Он все видит, подумала она, все мои безобразные морщины, жирную кожу… все видит.
Учитель широко улыбнулся.
— Озорница, — сказал он, шутливо грозя Ядзе пальцем, — ленится, невнимательно готовит уроки. Вам надо за ней последить, спрашивать по вечерам. — Голос у него был топкий, срывающийся в легкую хрипоту.

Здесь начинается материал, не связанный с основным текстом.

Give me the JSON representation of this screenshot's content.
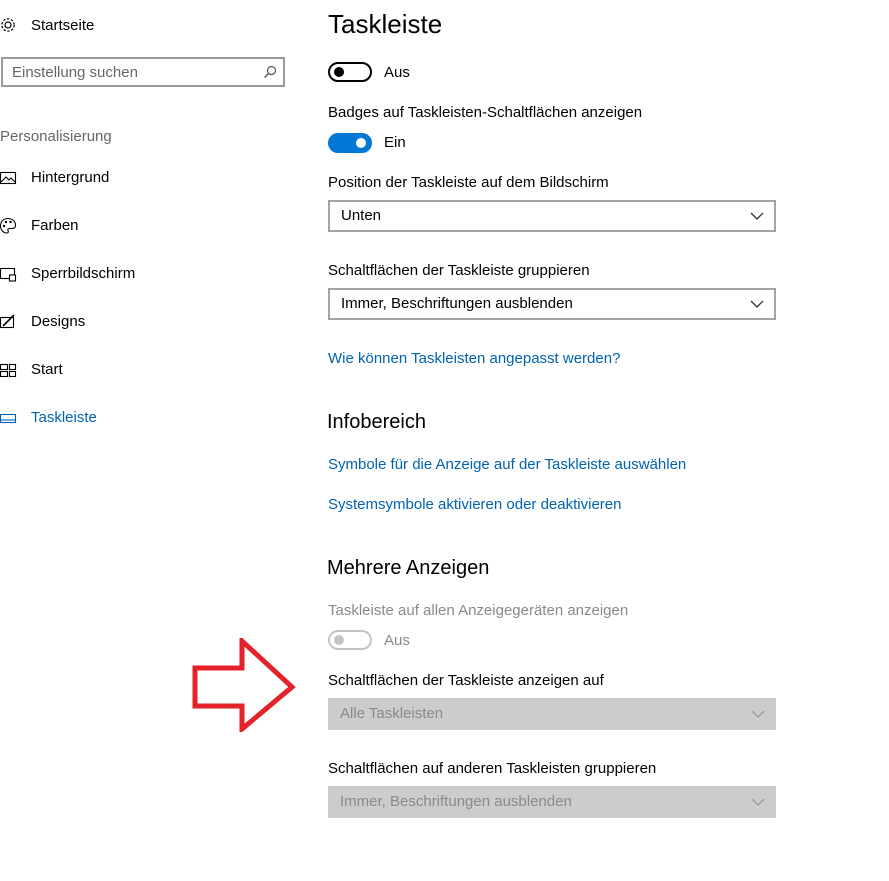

Его голос тоже завораживал ее, она слушала жадно, не вникая в смысл, до нее доходил лишь звук этого голоса; он, казалось, звучал в ней самой, переполнял ее. Усилием воли она на миг вырвалась из оцепенения, взглянула на дочь. Девочка, опустив голову, теребила край синего сатинового передника. Сейчас следовало что-то сказать, что-то строгое, разумное, наставительное, но она ничего не могла придумать.
— Ступай на место, — разрешил девочке учитель.
Та подошла ко второй парте в среднем ряду и села.
А между женщиной и учителем была тишина, глубокая, лишавшая ее последних остатков воли и самообладания, до нее не доходил даже гул ребячьих голосов. Тишина — как мост между нею и учителем. Теперь она видела его руки, его пальцы, костлявые, с неровно обстриженными, как будто обкусанными ногтями — некрасивые красные руки. Она смотрела на них не отрываясь. Учитель заметил направление ее взгляда. Кисти стали медленно подбираться, потом пальцы быстро сжались в кулаки, и руки исчезли за спиной.